A couple of places below Chen we found Shoma Uno of Japan, someone who would go on to become a two-time World champion and triple Olympic medallist. Canada had a second entrant in that field who would finish 13th. His name? Roman Sadovsky.
There were also some interesting names of note in the women’s event. In what used to be a sometimes familiar sight, Russia swept the medal podium, with future World champion Evgenia Medvedeva earning the bronze medal. Two places below her in the standings was Canada’s Alaine Chartrand, who’d go on to win a pair of senior national titles in 2016 and 2019. A few steps further down in seventh we found Amber Glenn, the American who, a few months back, won the Grand Prix Final at 25 years old and will be a top contender for the World title in Boston next month.
So how good was that 2014 Junior Worlds at predicting future success?

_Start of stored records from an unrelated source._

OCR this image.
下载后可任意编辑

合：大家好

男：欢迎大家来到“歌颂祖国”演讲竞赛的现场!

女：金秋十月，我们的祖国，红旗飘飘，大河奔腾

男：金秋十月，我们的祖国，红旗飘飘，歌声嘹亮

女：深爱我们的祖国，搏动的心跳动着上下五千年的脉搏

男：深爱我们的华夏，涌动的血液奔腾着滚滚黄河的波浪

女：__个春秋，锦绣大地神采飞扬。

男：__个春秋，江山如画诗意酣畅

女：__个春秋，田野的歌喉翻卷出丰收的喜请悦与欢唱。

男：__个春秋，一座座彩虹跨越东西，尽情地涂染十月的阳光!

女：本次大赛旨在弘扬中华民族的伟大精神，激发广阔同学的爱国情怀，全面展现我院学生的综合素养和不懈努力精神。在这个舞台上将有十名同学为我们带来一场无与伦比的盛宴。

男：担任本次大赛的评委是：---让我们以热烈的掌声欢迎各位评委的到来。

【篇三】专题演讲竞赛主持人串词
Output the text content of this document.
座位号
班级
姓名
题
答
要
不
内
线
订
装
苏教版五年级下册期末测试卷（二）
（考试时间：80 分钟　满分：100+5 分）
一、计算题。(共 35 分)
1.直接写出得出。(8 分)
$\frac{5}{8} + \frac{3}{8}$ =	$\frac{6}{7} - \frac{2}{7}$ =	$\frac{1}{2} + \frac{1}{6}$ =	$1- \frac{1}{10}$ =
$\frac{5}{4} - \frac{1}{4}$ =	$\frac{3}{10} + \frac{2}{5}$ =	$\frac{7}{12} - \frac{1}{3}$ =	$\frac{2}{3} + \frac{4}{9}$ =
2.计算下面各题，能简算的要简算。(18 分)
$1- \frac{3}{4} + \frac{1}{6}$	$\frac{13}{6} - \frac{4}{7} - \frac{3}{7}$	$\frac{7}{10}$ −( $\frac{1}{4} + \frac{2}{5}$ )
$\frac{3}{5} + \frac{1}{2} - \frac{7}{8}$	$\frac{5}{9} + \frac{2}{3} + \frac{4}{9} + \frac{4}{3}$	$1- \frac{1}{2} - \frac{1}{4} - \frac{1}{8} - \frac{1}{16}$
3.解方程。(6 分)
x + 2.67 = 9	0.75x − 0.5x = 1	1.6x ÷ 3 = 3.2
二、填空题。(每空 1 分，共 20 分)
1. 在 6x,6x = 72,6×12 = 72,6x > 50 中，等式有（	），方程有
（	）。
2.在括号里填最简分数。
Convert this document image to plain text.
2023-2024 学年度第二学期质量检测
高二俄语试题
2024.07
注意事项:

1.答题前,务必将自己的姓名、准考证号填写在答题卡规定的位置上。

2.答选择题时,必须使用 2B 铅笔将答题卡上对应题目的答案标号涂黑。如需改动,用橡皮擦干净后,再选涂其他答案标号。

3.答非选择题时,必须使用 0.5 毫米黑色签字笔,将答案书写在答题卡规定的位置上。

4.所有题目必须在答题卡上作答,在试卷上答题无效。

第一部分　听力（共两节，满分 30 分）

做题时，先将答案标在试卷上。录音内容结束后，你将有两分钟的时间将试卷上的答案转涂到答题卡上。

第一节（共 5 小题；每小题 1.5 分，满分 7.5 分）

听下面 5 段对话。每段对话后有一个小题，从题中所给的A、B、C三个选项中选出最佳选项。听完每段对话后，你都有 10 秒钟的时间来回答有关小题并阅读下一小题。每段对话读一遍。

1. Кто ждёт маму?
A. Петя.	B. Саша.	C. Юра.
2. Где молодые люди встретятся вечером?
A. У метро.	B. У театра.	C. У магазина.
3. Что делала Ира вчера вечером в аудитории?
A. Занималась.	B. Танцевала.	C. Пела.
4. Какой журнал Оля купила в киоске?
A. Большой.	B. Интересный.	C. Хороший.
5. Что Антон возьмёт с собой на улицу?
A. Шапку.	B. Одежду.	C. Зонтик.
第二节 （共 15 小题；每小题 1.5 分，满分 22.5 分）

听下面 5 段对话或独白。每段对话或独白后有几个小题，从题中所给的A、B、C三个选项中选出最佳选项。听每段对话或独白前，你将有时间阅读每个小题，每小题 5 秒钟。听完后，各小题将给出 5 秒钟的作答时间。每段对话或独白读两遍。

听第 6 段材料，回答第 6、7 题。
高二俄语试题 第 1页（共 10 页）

In some cases, pretty much spot on. In others … let’s just say it took awhile. But it was an interesting exercise taking that trip back down memory lane.
Around the boards
The international season for synchronized skaters is now in full swing, with two Les Supremes teams from CPA Saint-Leonard in Montreal taking home medals from the U.S. International Classic last weekend in Norwood, Massachusetts. The colour was gold for the Les Supremes seniors, while the junior squad carted home silver medals. Both teams are reigning World champions. The juniors will aim to defend their crown from March 7-8 in Gothenburg, Sweden, while the seniors aim for a record fourth straight World title April 4-5 in Helsinki, Finland … The first Skate Canada Trophy event, which crowned national champions at the novice and pre-novice level, was held last weekend in Edmonton. You can find a list of all the champions right here … The final domestic national championship event of the season, the Skate Canada Cup, goes Feb. 28-March 2 in Waterloo, Ontario. It features novice, gold and open level synchro teams.